Numerical Study of Sinkhole Formation and Its Impact on the Stability of an Isolated Footing

Abstract

Sinkholes is a depression in the ground caused by the collapse of the surface layer often forming in areas with soluble bedrock such as limestone dolomite or gypsum. This phenomenon poses notable dangers to the environment and any structures constructed above them. The current study aims to comprehend the behavior of an isolated footing carrying a load and built on soil containing void. An analytical study was conducted on the failure mechanism of an isolated footing positioned over void soils. The ability of an analytical model to accurately predict system behavior evaluated, through verification analysis of existing research.
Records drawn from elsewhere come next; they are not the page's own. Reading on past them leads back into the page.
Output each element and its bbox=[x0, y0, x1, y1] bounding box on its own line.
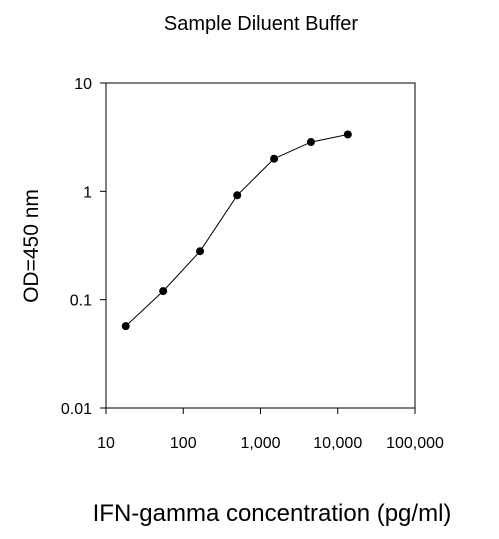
x-tick-label: 100 bbox=[170, 435, 197, 452]
data-point bbox=[233, 191, 242, 200]
data-point bbox=[306, 138, 315, 147]
plot-frame bbox=[105, 82, 416, 409]
x-axis-label: IFN-gamma concentration (pg/ml) bbox=[93, 500, 452, 527]
y-tick-label: 0.1 bbox=[70, 293, 92, 310]
x-axis: 10 100 1,000 10,000 100,000 bbox=[97, 408, 444, 452]
data-point bbox=[159, 287, 168, 296]
chart-title: Sample Diluent Buffer bbox=[164, 13, 359, 35]
y-tick-label: 0.01 bbox=[61, 401, 92, 418]
data-point bbox=[343, 130, 352, 139]
y-axis: 0.01 0.1 1 10 bbox=[61, 76, 106, 418]
x-tick-label: 1,000 bbox=[240, 435, 280, 452]
data-point bbox=[270, 154, 279, 163]
x-tick-label: 100,000 bbox=[386, 435, 444, 452]
data-points bbox=[121, 130, 352, 331]
data-point bbox=[121, 322, 130, 331]
y-axis-label: OD=450 nm bbox=[20, 189, 43, 303]
y-tick-label: 10 bbox=[74, 76, 92, 93]
x-tick-label: 10 bbox=[97, 435, 115, 452]
x-tick-label: 10,000 bbox=[313, 435, 362, 452]
data-point bbox=[196, 247, 205, 256]
series-line bbox=[125, 134, 348, 327]
y-tick-label: 1 bbox=[83, 184, 92, 201]
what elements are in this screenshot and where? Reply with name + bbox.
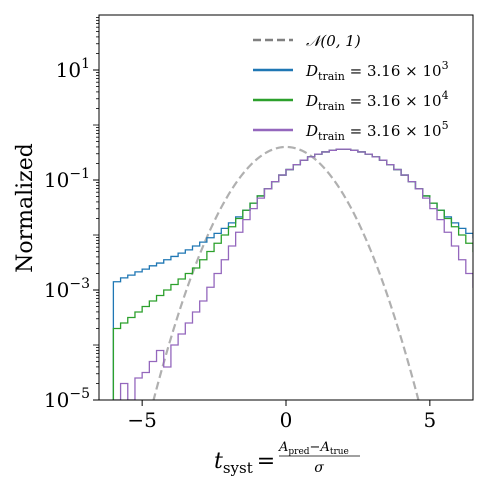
x-label-den: σ [314,460,324,476]
x-label-num-b: A [319,440,329,455]
series-histogram-3 [113,149,488,400]
x-axis-label: tsyst = Apred−Atrue σ [214,440,360,477]
x-label-num-minus: − [310,440,321,455]
x-tick-label: 5 [423,408,436,432]
svg-text:tsyst=: tsyst = [214,449,275,477]
x-label-num-a-sub: pred [288,447,309,457]
legend-label-3e3: Dtrain = 3.16 × 103 [305,59,449,83]
y-tick-label: 10−5 [44,386,90,412]
series-histogram-2 [113,149,488,400]
y-tick-label: 10−3 [44,276,90,302]
svg-text:Apred−Atrue: Apred−Atrue [278,440,349,457]
legend-label-3e4: Dtrain = 3.16 × 104 [305,89,449,113]
x-tick-label: 0 [280,408,293,432]
y-tick-label: 10−1 [44,166,90,192]
x-label-main-sub: syst [223,459,253,477]
x-label-num-b-sub: true [330,447,349,457]
legend-label-3e5: Dtrain = 3.16 × 105 [305,119,449,143]
x-tick-label: −5 [127,408,156,432]
x-label-main: t [214,449,223,474]
x-label-num-a: A [278,440,288,455]
series-histogram-1 [113,149,488,400]
legend-label-normal: 𝒩(0, 1) [306,32,361,50]
y-axis-label: Normalized [13,143,38,273]
y-tick-label: 101 [56,56,90,82]
legend: 𝒩(0, 1) Dtrain = 3.16 × 103 Dtrain = 3.1… [253,32,449,143]
x-label-equals: = [257,449,275,474]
The analysis was conducted using finite element software (PLAXIS 2D) utilizing an elastic perfectly plastic soil model. In the present study, the impact of sinkhole the depth, location, and size of voids causing sinkholes on the stability of the footing is being examined. The findings indicate that as the size of the void increases, the load intensity decreases and when the depth of the void above the footing increases, the load intensity increases. However, when the depth of the void to the width of the footing ratio is 3.5, the void has no more impact on the footing's stability. Similarly, regarding the void's location effect on the footing's stability, the location can indeed affect it. With an increasing horizontal distance between the void and the foundation's centerline, the load-carrying capacity also increases. However, when the ratio of the horizontal distance from the void to the footing's centerline to the width of the footing is 2.5 or greater, there is no significant decrease in load intensity capacity. The current research focuses solely on circular voids despite the fact that voids can also take irregular shapes. The study also only takes into account isolated footings and normal loading systems. Further research is necessary to comprehensively comprehend sinkhole behavior and their impact on different structures, and to explore ways to minimize these effects.